For instance, the 5-year MACE risk was 10.16% and 6.42% in the 0% VPA and >4% VPA groups, respectively. Similar associations were observed for IPAQ-based %VPA, although effect sizes were smaller, likely reflecting measurement error in self-reported data. A non-linear relationship was observed between %VPA and outcome incidence, with higher %VPA consistently associated with lower risk.

Further, any VPA could potentially prevent 21.4% of CRD, 32.3% of dementia, and 20.3% of IMID cases relative to 0% VPA. IMIDs showed strong dependence on PA intensity, while CKD, MASLD, and T2D showed contributions from both intensity and volume.

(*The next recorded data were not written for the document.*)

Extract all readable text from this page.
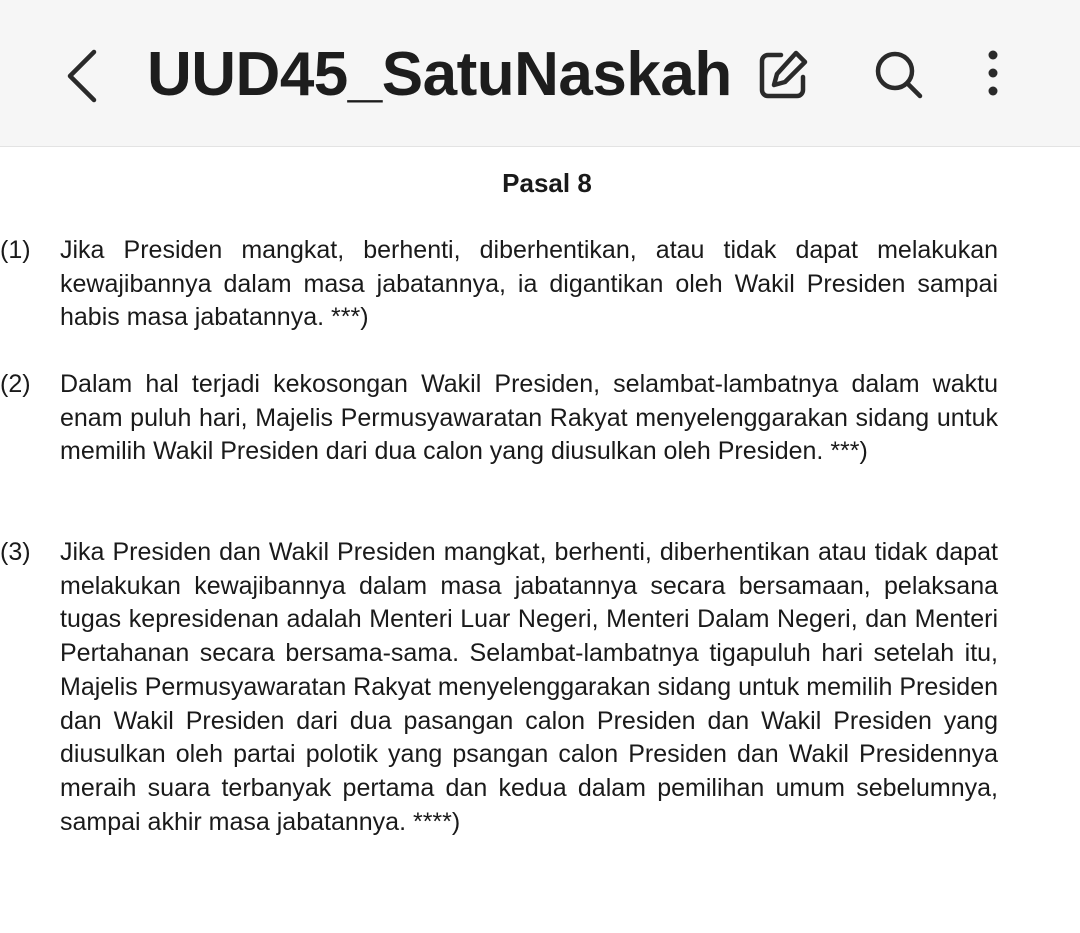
UUD45_SatuNaskah
Pasal 8
(1) Jika Presiden mangkat, berhenti, diberhentikan, atau tidak dapat melakukan kewajibannya dalam masa jabatannya, ia digantikan oleh Wakil Presiden sampai habis masa jabatannya. ***)
(2) Dalam hal terjadi kekosongan Wakil Presiden, selambat-lambatnya dalam waktu enam puluh hari, Majelis Permusyawaratan Rakyat menyelenggarakan sidang untuk memilih Wakil Presiden dari dua calon yang diusulkan oleh Presiden. ***)
(3) Jika Presiden dan Wakil Presiden mangkat, berhenti, diberhentikan atau tidak dapat melakukan kewajibannya dalam masa jabatannya secara bersamaan, pelaksana tugas kepresidenan adalah Menteri Luar Negeri, Menteri Dalam Negeri, dan Menteri Pertahanan secara bersama-sama. Selambat-lambatnya tigapuluh hari setelah itu, Majelis Permusyawaratan Rakyat menyelenggarakan sidang untuk memilih Presiden dan Wakil Presiden dari dua pasangan calon Presiden dan Wakil Presiden yang diusulkan oleh partai polotik yang psangan calon Presiden dan Wakil Presidennya meraih suara terbanyak pertama dan kedua dalam pemilihan umum sebelumnya, sampai akhir masa jabatannya. ****)
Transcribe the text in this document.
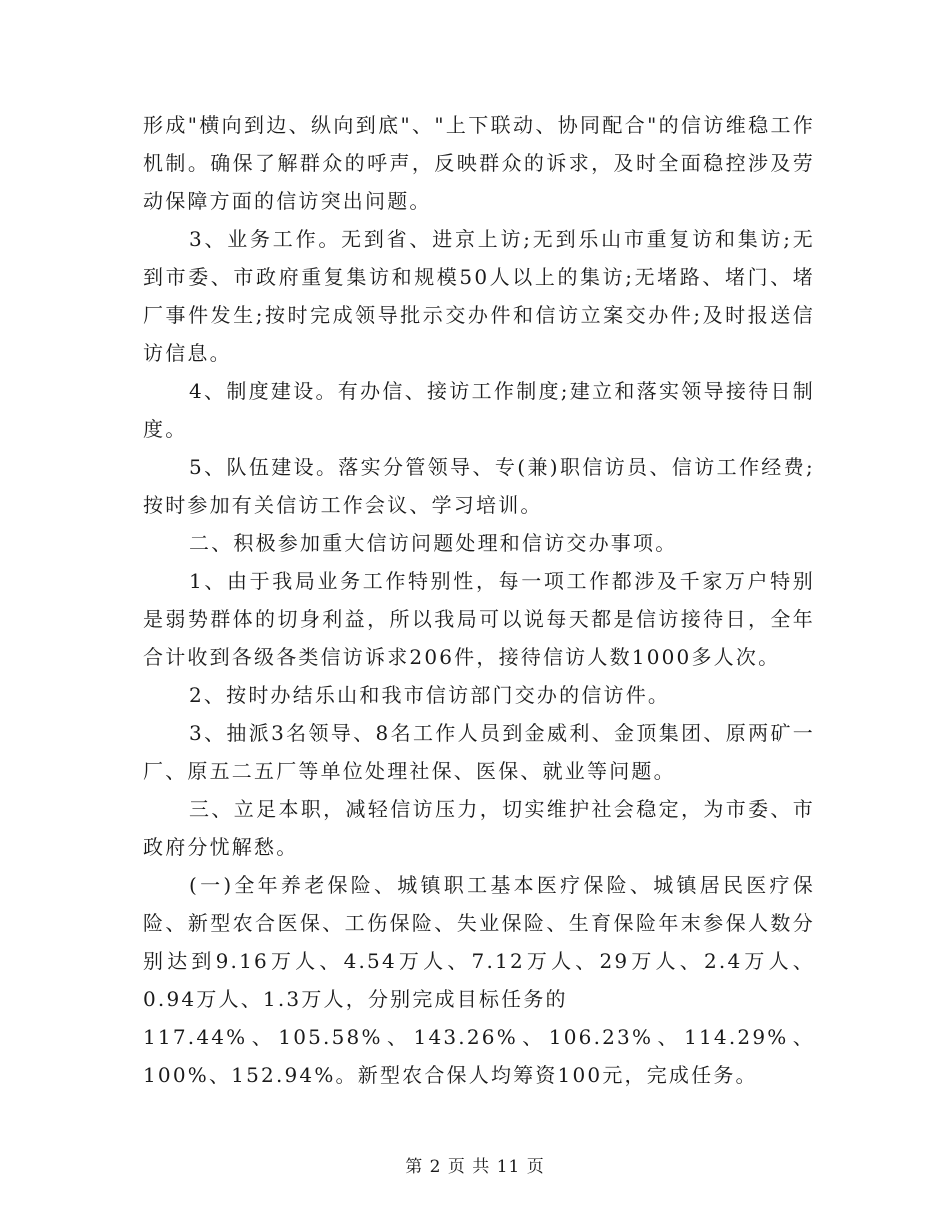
形成"横向到边、纵向到底"、"上下联动、协同配合"的信访维稳工作机制。确保了解群众的呼声，反映群众的诉求，及时全面稳控涉及劳动保障方面的信访突出问题。

3、业务工作。无到省、进京上访;无到乐山市重复访和集访;无到市委、市政府重复集访和规模50人以上的集访;无堵路、堵门、堵厂事件发生;按时完成领导批示交办件和信访立案交办件;及时报送信访信息。

4、制度建设。有办信、接访工作制度;建立和落实领导接待日制度。

5、队伍建设。落实分管领导、专(兼)职信访员、信访工作经费;按时参加有关信访工作会议、学习培训。

二、积极参加重大信访问题处理和信访交办事项。

1、由于我局业务工作特别性，每一项工作都涉及千家万户特别是弱势群体的切身利益，所以我局可以说每天都是信访接待日，全年合计收到各级各类信访诉求206件，接待信访人数1000多人次。

2、按时办结乐山和我市信访部门交办的信访件。

3、抽派3名领导、8名工作人员到金威利、金顶集团、原两矿一厂、原五二五厂等单位处理社保、医保、就业等问题。

三、立足本职，减轻信访压力，切实维护社会稳定，为市委、市政府分忧解愁。

(一)全年养老保险、城镇职工基本医疗保险、城镇居民医疗保险、新型农合医保、工伤保险、失业保险、生育保险年末参保人数分别达到9.16万人、4.54万人、7.12万人、29万人、2.4万人、0.94万人、1.3万人，分别完成目标任务的

117.44%、105.58%、143.26%、106.23%、114.29%、100%、152.94%。新型农合保人均筹资100元，完成任务。

第 2 页 共 11 页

Public Health Implications of %VPA

Taken together, higher %VPA levels were associated with lower risks of several chronic diseases and mortality, for a given total PA volume. %VPA showed greater preventive potential than total PA volume across outcomes. These findings support prioritizing higher-intensity activity in public health strategies, while acknowledging that the observational design does not establish causality.